Objective Cee

Real name Objective-C. It is an object oriented extension to the Cee Language created at a time when Cee Plus Plus was virtually unknown. It is basically C with blocks of Smalltalk Language in it (but no automatic Garbage Collection or blocks in Objective Cee 1.0, but these features have been added by Apple in the 2.0 release of Objective-C and iOS 4 respectively).

Maaster!! You have created ... a monster!!

Yes, Igor! By tr-r-ransplanting Smalltalk's virtual dispatch system into zee skull of my cadaver of zee C language, zee virtual messages shall move zee arms and zee legs of structs and ints! Und zey vill doo our biddings!! Vee vill rool zee wooorld!! Mwha-ha-haha!

Vhat vill you call heem, Maaster??

I vill call him... Id.

Very early implementations earned a reputation for slowness, and initially the only implementations were by Brad Cox.

Steve Jobs and Ne Xt used Objective-C for a computer based on a Mach kernel, 680x0 processor, and Unix, with lessons learned from Mac App/Mac Os, and Smalltalk. It was literally 10 years ahead of its time. [Time has since caught up with it.] Time hasn't entirely caught up. There are still OSs that are as pervasively object oriented (Be Os probably is one) and are as easy to develop for (BeOS is fun to program on, but it still doesn't come close to the old tools from that project). [Next Step is the OS discussed above.]

The Java Language has a run-time model similar to Objective-C (and inspired by Objective-C, according to the creator of Java), but with syntax more like Cee Plus Plus. Brad Cox has a record of this at virtualschool.edu

I thought it was something about message dispatch being more like Smalltalk Language than C++.

Wayne Rosing, James Gosling, and Bill Joy wanted an environment "with the semantics of Smalltalk and the appearance of C". The desire was for "programmer portability"; the perception was (rightly or wrongly) that the infix syntax of Smalltalk was a major impediment to its acceptance by the development community. Smalltalk behavior was always the goal; Cee Plus Plus and Objective Cee were thus viewed as relatively interchangeable options. -- Tom Stambaugh

Next, Inc. took the Objective-C portions of the gnu C compiler (and developed their own run-time library) and polished it over the next 10 years until runtime speed was comparable to (or better than?) modern Smalltalks. They didn't ship the source code to the compiler with Nextstep 10 years ago, but it available on request (on magtapes).

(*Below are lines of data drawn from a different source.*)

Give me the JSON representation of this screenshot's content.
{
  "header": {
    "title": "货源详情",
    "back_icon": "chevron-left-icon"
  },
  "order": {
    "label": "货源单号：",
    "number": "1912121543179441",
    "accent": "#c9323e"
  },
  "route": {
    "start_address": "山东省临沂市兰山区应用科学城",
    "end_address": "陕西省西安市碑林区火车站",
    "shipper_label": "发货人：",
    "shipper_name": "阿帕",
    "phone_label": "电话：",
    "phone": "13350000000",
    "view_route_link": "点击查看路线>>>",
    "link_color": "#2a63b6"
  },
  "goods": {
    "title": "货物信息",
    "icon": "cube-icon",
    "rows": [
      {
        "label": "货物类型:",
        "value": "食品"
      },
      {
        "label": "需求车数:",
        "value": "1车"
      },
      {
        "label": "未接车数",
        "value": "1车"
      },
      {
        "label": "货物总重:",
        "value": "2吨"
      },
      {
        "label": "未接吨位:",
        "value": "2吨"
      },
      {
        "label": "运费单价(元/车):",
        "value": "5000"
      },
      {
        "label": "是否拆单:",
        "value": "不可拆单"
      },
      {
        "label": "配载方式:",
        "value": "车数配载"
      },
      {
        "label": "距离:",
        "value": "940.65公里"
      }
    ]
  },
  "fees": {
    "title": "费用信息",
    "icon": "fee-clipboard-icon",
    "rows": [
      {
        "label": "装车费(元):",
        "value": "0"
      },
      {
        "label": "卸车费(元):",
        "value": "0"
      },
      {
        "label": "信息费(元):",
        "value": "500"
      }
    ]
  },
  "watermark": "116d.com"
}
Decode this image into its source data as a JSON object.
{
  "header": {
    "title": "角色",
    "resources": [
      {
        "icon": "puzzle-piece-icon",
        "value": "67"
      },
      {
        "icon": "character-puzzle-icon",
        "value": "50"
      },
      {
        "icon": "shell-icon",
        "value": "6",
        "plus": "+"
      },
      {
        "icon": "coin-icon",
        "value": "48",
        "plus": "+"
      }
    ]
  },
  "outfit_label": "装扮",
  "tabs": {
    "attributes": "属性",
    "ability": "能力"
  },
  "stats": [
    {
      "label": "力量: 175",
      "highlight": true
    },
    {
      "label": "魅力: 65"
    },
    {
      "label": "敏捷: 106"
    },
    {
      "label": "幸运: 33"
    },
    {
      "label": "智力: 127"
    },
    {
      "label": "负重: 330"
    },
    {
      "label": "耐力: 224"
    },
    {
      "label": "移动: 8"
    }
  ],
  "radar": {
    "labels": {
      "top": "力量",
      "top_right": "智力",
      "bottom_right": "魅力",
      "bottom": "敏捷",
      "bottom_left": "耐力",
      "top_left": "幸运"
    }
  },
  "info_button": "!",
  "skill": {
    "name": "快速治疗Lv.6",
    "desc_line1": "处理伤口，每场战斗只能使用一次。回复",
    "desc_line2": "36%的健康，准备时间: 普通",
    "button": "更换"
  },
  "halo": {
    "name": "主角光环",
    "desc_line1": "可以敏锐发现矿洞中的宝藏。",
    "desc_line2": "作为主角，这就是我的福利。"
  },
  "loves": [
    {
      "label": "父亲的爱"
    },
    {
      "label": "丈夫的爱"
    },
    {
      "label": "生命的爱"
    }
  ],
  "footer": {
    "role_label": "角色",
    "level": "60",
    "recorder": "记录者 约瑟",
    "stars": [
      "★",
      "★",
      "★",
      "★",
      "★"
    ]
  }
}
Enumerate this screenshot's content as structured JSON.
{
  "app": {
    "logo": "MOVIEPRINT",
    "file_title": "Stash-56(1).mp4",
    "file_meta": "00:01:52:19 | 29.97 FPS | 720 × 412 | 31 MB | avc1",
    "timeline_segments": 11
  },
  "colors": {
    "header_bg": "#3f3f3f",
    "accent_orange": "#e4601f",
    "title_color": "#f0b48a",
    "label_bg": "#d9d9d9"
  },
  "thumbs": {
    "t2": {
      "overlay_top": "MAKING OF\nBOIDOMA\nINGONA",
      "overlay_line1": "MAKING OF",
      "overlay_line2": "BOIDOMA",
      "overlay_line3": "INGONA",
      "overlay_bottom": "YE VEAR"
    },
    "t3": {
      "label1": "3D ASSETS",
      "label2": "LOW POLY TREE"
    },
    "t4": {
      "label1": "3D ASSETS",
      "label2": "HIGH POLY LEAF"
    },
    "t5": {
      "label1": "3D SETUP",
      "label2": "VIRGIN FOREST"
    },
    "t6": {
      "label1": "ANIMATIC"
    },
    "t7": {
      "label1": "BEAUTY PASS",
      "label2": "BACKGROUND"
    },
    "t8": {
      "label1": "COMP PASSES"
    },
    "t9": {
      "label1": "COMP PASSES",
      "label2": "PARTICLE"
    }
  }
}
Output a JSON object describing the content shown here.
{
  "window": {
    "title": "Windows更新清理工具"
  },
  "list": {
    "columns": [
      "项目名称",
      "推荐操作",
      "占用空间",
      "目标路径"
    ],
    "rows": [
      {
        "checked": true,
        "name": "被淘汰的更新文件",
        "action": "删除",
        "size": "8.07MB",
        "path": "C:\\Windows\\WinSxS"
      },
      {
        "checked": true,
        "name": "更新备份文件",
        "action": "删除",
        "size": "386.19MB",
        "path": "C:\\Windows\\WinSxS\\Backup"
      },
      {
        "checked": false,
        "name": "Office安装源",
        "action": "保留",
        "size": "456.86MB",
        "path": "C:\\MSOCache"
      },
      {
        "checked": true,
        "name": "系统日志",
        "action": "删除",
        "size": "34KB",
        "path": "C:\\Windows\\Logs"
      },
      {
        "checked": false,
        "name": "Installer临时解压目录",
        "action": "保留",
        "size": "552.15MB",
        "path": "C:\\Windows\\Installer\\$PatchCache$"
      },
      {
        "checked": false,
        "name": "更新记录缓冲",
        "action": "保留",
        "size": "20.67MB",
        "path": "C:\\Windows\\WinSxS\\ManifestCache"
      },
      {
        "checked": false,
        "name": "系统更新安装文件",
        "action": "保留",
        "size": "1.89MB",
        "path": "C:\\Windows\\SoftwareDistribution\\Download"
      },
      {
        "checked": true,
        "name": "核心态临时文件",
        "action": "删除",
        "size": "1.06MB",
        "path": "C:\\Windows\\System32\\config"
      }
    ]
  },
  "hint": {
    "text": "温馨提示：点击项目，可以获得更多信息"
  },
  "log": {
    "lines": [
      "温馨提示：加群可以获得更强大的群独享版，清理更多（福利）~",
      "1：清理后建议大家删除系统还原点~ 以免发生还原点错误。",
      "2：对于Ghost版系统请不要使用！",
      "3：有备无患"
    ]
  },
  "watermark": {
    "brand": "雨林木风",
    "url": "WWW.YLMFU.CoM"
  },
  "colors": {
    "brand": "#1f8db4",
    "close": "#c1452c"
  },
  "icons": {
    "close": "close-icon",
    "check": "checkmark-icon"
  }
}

I think it's now available in Apple's Darwin project: developer.apple.com

Richard Stallman mentions a disagreement with Next over the philosophy of copyleft at www.gnu.org

That book defines Objective-C.

Another book: developer.apple.com

[ links updated -- Theerasak Photha ]

Objective-C has two tools, Header Doc and Auto Doc, that are similar to Doxy Gen and Java Doc. Header Doc ships with Ex Code on Panther (Mac Osx 10.3)

Objective-C FAQ: ftp://rtfm.mit.edu/pub/faqs/computer-lang/Objective-C/faq

Objective-C tutorial: otierney.net

Does anyone know of an Objective Cee tutorial that doesn't assume knowledge of C? The apple documentation above reminds me of the Steve Martin bit "How to get a Million Dollars and Never pay Taxes": "First, Get a Million Dollars".

I don't know of one offhand, and since it's not one of the most popular languages in the world, you won't see a bunch of "Learn Objective-C in 20 Minutes For Dummies" books.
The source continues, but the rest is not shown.